Bringing data into Gainsight is a critical component of our CS product. Without data, you wouldn’t be able to inform the CS motions that Gainsight CS drives. Because data is such a good thing, you might think the mindset is the more the better! However there should be a qualifier to that statement. The more insightful and actionable data the better.
There are a few circumstances where it’s not uncommon for clients to grapple with very large data volumes.
- Usage Data (Discussed below)
- Object with too many columns, too many rows, or both (Coming soon in a future post!)
Usage Data
Usage data can refer to any data that tracks how your clients are using your product. It is a type of time series data, meaning that it is created steadily as time goes on. The exact format of usage data will vary based on the company’s products. It may be as simple as a count of licenses assigned per customer per week, or as complex as tracking every click each end user makes on a website.
In its raw form, usage data doesn’t tell us much. As a CSM, how would you act on the data points below?
- Customer ABC assigned 100 licenses the week of July 1
- End User Jane Smith clicked on the “My Account” tab 6 times on July 1
Without context, this data is meaningless. You need to take the raw data and determine what story this data tells.
For example:
- Has there been a change in the customer’s usage?
- Is the customer using more or less than they are contracted for?
- Is the customer exhibiting usage that indicates a healthy customer?
- Is the customer neglecting features that healthy customers use?
When bringing in time series data such as usage data, we recommend using Gainsight CS’s Adoption Explorer tool.
Why Adoption Explorer?
This tool was built to ingest large volumes of time series data.

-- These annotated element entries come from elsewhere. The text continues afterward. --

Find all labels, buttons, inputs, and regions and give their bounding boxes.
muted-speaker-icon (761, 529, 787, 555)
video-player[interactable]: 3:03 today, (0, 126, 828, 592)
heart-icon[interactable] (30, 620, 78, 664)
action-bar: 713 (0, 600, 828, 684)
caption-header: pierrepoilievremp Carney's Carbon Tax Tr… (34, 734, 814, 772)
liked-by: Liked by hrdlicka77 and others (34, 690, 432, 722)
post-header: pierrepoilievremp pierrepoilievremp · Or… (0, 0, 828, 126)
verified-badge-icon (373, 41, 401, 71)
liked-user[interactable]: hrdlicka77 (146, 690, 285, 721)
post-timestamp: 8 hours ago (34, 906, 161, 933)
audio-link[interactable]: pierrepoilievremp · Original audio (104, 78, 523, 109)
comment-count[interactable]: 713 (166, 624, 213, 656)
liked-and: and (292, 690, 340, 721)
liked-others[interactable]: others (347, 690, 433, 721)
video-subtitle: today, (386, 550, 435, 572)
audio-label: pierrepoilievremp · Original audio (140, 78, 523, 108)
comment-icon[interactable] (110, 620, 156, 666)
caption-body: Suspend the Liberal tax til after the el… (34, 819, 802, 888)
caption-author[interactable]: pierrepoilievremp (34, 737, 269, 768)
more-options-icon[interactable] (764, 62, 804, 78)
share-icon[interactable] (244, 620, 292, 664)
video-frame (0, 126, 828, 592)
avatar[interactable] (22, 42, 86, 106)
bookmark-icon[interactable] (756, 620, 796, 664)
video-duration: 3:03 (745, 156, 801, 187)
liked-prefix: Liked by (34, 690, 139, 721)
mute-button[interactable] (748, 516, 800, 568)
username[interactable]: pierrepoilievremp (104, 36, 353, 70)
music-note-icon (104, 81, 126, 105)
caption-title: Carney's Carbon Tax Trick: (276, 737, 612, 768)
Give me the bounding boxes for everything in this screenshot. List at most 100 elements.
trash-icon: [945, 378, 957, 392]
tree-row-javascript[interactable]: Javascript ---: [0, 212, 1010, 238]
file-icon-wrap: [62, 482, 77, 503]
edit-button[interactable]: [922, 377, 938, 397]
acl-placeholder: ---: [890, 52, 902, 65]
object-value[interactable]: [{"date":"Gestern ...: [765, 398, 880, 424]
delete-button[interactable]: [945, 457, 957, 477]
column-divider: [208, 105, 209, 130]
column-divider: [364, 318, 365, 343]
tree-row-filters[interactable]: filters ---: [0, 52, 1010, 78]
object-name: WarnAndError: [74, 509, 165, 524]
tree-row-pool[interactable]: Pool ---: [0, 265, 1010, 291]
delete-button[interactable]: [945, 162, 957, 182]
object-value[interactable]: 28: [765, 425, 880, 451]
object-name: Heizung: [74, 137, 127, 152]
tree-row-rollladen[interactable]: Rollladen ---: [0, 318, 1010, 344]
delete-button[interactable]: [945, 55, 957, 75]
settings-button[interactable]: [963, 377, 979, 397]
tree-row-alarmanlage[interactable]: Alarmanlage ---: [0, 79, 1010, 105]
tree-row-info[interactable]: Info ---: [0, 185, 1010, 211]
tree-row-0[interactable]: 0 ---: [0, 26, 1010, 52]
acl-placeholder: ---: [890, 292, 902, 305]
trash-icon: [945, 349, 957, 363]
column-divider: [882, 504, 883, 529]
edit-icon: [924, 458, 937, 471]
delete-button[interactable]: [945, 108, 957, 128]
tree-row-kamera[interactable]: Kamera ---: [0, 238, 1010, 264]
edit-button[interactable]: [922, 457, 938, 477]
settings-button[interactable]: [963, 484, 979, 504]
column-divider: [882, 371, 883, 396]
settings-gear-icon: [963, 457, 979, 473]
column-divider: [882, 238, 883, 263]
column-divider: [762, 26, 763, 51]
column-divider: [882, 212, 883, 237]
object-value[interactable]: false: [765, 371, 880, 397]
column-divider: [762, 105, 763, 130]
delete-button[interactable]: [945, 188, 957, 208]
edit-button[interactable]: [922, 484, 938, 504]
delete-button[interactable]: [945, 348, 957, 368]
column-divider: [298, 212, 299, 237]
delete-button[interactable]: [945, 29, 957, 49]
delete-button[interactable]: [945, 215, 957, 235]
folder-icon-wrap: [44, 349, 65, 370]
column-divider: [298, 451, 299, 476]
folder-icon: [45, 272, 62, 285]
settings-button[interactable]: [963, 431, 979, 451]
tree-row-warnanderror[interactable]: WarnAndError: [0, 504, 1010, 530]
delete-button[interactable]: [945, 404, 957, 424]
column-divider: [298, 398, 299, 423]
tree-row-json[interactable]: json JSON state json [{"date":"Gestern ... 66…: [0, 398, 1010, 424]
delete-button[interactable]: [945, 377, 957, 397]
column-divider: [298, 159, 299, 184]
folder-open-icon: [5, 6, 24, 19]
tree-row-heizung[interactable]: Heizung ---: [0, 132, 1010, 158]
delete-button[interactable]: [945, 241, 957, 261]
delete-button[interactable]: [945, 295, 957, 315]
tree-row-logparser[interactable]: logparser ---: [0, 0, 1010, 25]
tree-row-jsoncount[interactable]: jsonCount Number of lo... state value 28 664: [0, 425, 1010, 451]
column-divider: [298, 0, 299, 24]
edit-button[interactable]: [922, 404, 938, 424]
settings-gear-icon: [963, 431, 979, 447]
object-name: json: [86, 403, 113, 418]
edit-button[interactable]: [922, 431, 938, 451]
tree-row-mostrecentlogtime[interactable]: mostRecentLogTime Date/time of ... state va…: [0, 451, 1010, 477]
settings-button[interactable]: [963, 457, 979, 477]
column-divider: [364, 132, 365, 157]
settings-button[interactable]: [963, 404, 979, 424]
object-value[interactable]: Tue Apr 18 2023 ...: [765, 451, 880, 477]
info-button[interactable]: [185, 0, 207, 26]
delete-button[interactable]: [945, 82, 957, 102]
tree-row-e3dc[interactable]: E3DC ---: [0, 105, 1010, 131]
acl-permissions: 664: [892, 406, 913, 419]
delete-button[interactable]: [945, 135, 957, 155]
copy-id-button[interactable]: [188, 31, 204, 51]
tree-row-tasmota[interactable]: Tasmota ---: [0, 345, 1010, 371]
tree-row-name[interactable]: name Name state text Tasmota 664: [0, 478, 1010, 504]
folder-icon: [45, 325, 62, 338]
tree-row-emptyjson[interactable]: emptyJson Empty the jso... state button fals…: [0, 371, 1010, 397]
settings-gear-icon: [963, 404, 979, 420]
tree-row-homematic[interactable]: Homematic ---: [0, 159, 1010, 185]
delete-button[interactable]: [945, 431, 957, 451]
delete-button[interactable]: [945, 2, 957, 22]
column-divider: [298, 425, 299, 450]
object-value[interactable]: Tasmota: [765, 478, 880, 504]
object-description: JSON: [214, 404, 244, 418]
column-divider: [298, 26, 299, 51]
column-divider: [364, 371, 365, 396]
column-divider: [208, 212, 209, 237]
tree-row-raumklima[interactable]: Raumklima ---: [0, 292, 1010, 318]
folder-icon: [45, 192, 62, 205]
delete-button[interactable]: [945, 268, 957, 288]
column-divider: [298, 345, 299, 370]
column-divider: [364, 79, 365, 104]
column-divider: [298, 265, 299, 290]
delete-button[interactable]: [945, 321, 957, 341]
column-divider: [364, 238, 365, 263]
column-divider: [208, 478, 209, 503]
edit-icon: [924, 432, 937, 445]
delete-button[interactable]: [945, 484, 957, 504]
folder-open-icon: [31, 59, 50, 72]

- Aggregation (Daily and Weekly) is easy to configure
- Archival of old data is easy to configure
- The ingest is fast because it only performs inserts
Aggregation Prior to Ingest
In lieu of using Adoption Explorer, you could aggregate the time series data prior to bringing it into Gainsight via a Connector or Rule. If you are working with large enough volumes, aggregation would likely be necessary at some point in order to meaningfully make use of the data.
What is your strategy for utilizing usage data in Gainsight CS?